Use the data from 2018 as a sample to test whether the proportion of peak-days at the Amsterdam-Stadhouderskade exceeds the allowed proportion in general. The critical value to test against is then the proportion #35/365=0.0959#. The hypotheses are:
- #H_0#: #\pi \leq 0.0959#
- #H_a#: #\pi > 0.0959#.
We will go through the process step-by-step.
1) Create a dataframe with only the measurements for the PM10 concentration at the Amsterdam-Stadhouderskade in 2018.
The syntax is a little bit different than you saw so far, because the data is stored in a special class-type: POSIXct. This class is very handy, because it allows you to select dates based on only the year, even though you did not store the year separately. This means you don't need to create a vector of all the dates in 2018! To use the POSIXct-class, you need to specify which part of the date you want with format(PM10_shk$date, "%Y"). "%Y" indicates that you want to select the year, "%m" indicates a month and "%d" indicates a day. Try this:
format(PM10_shk$date, "%Y")
Now you can use this syntax to select all rows with the year "2018".

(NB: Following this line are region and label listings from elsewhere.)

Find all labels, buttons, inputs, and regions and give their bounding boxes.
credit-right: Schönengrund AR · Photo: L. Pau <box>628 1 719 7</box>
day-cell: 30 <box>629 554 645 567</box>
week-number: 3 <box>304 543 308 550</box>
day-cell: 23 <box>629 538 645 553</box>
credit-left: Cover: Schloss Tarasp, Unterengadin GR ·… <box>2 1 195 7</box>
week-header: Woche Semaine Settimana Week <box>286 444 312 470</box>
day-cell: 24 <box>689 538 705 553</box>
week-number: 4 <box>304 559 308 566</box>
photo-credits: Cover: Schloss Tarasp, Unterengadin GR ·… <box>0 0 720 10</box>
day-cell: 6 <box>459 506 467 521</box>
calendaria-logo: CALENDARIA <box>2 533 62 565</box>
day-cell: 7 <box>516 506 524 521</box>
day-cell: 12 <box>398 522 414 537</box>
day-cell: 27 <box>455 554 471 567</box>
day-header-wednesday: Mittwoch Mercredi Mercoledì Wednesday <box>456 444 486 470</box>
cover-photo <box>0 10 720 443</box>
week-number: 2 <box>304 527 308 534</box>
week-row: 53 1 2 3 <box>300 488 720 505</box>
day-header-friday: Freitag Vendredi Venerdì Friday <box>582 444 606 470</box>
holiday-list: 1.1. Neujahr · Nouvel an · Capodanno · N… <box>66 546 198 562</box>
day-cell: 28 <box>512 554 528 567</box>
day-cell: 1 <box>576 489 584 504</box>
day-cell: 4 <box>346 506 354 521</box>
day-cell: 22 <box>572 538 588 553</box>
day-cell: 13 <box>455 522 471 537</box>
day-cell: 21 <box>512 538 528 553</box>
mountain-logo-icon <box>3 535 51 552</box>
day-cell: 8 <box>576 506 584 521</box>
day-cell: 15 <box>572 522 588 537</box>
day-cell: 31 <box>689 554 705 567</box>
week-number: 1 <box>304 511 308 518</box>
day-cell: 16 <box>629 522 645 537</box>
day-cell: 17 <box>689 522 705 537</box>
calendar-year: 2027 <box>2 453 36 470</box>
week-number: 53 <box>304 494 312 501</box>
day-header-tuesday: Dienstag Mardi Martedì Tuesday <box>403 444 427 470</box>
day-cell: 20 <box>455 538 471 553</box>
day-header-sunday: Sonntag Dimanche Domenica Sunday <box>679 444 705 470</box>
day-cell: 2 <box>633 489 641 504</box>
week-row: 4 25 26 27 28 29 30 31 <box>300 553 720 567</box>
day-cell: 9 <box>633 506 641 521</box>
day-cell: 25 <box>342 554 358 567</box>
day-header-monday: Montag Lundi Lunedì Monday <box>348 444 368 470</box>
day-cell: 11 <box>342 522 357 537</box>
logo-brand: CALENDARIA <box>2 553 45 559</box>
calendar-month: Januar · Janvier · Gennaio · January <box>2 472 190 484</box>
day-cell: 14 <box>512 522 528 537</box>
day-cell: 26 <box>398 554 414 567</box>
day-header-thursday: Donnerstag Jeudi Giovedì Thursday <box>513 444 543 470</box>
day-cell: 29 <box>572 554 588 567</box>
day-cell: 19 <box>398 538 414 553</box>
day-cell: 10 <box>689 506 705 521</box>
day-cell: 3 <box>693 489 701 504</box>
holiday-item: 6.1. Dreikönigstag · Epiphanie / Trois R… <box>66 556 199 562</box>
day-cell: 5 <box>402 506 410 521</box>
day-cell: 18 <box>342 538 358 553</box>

PM10_shk_2018 <- PM10_shk[format(PM10_shk$date, "%Y")=="2018",]
2) Count the number of successes (x) and the total number of observations (n).
We start by counting the total number of observations. This can be done with the command nrow(), as each row in our dataframe is one observation.
n_PM10_shk_2018 <- nrow(PM10_shk_2018)
Now we count the number of successes. In this case we regard the days that the concentration exceeds #50# as the successes. You thus have to select all rows with a 'value' larger than #50# and subsequently count the number of 'successes'.
PM10_shk_2018_success <- PM10_shk_2018[PM10_shk_2018$value > 50,]
x_PM10_shk_2018 <- nrow(PM10_shk_2018_success)
3) Perform the proportions test using the prop.test() function.
You should fill in the following arguments:
- x: number of successes:
x = x_PM10_shk_2018 - n: number of observations:
n = n_PM10_shk_2018 - p: theoretical proportion:
p = 35/365 - alternative: for right-sided test:
alternative = "greater". - conf.level: significance level of 0.05: use default value #0.95#.
prop.test(x= x_PM10_shk_2018, n= n_PM10_shk_2018, p = 35/365, alternative = "greater")
This gives the following result:
1-sample proportions test with continuity correction
data: x_PM10_shk_2018 out of n_PM10_shk_2018, null probability 35/365
X-squared = 22.082, df = 1, p-value = 1
alternative hypothesis: true p is greater than 0.09589041
95 percent confidence interval:
0.009962525 1.000000000
sample estimates:
p
0.02017291
The resulting p-value from this test is #1#.
The output is similar to the output of the t.test(). The proportion of success in the sample is lower than the critical value, and the p-value is large (#p > \alpha#). Therefore, we cannot reject the null-hypothesis that the proportion is smaller than or equal to the critical value. Good news for Amsterdam!